By Chris Morris in Fortune
June 20, 2023 10:55 AM EDT
Bill Gates’ Breakthrough Energy Ventures is one of the lead investors in a new funding round for KoBold Metals. Jordan Vonderhaar—Bloomberg/Getty Images
KoBold Metals, a Berkeley-based mining company that uses artificial intelligence to mine for rare earth elements, has closed out a funding round that crowns it an A.I. “unicorn” worth $1 billion and ropes in some of the biggest investors in the world.
The $200 million round, reported in the Wall Street Journal, included money from Breakthrough Energy Ventures, a Bill Gates–backed venture capital firm that invests in clean energy companies on behalf of people including Jeff Bezos and Jack Ma.
Other investors included the massively influential VC firm Andreessen Horowitz and Bond Capital, cofounded by Mary Meeker, a longtime VC known for spotting big-picture trends early and whose annual Internet Trends Report is one of the most highly anticipated among tech investors.
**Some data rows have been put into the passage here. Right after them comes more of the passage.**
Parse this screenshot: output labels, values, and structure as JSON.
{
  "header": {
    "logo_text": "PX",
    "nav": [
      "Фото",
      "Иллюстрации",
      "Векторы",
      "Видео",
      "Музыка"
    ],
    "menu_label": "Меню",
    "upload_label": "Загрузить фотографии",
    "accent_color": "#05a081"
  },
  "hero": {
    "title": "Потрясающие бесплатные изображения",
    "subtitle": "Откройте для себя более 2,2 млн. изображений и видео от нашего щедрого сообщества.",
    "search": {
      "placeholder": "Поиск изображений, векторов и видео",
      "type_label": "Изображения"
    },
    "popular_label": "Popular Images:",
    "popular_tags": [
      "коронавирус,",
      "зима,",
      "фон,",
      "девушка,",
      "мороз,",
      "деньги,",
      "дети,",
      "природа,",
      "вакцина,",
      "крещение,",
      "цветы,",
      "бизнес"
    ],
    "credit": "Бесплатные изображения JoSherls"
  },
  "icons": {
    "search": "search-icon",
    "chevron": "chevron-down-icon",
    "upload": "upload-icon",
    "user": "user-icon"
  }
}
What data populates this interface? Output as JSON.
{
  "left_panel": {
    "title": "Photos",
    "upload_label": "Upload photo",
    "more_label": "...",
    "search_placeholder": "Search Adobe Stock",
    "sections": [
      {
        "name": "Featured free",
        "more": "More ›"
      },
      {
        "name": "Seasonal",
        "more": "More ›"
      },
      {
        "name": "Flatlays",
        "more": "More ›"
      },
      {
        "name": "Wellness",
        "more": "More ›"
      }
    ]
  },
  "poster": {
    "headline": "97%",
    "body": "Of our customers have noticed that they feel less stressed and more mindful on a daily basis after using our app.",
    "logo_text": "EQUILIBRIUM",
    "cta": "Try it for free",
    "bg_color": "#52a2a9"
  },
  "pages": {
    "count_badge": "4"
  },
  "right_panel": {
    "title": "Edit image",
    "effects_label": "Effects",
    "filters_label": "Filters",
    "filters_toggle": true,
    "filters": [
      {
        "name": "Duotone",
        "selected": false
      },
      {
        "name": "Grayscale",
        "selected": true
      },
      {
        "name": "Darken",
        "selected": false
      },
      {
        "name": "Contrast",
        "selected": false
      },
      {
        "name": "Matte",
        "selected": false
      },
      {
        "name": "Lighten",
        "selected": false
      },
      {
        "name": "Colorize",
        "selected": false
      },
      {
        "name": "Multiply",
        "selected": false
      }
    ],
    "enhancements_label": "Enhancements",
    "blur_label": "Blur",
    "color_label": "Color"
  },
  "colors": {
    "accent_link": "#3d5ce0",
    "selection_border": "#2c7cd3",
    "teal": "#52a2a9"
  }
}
The raise brings KoBold’s valuation to more than $1 billion. The company’s last funding round raised $192.5 million in February 2022. Breakthrough Energy Ventures and Bond were both part of that earlier round.
KoBold, founded in 2018, uses machine learning to look for deposits of metals that are crucial to the construction of batteries for electric vehicles—specifically lithium, nickel, cobalt, and copper.
The company has more than 60 projects across three continents, in which it is currently investing $100 million annually. It also has an extensive research and development budget devoted to A.I.’s use in modeling the earth’s subsurface and exploring depths beyond the reach of conventional techniques.
“Our proprietary A.I. tools build on a concept we call efficacy of information (EOI), enabl[ing] KoBold to determine which data to collect at each exploration step, to maximize uncertainty reduction,” the company said on its website.
It might take longer to reach the metals, but the drilling will be precision-focused, the company says. The recent purchase of a copper deposit in Zambia, for example, is expected to take eight years to yield results.
Demand for lithium, nickel, cobalt, and copper is on the rise. By 2050, KoBold predicts, there will be a $12 trillion gap between supply and demand.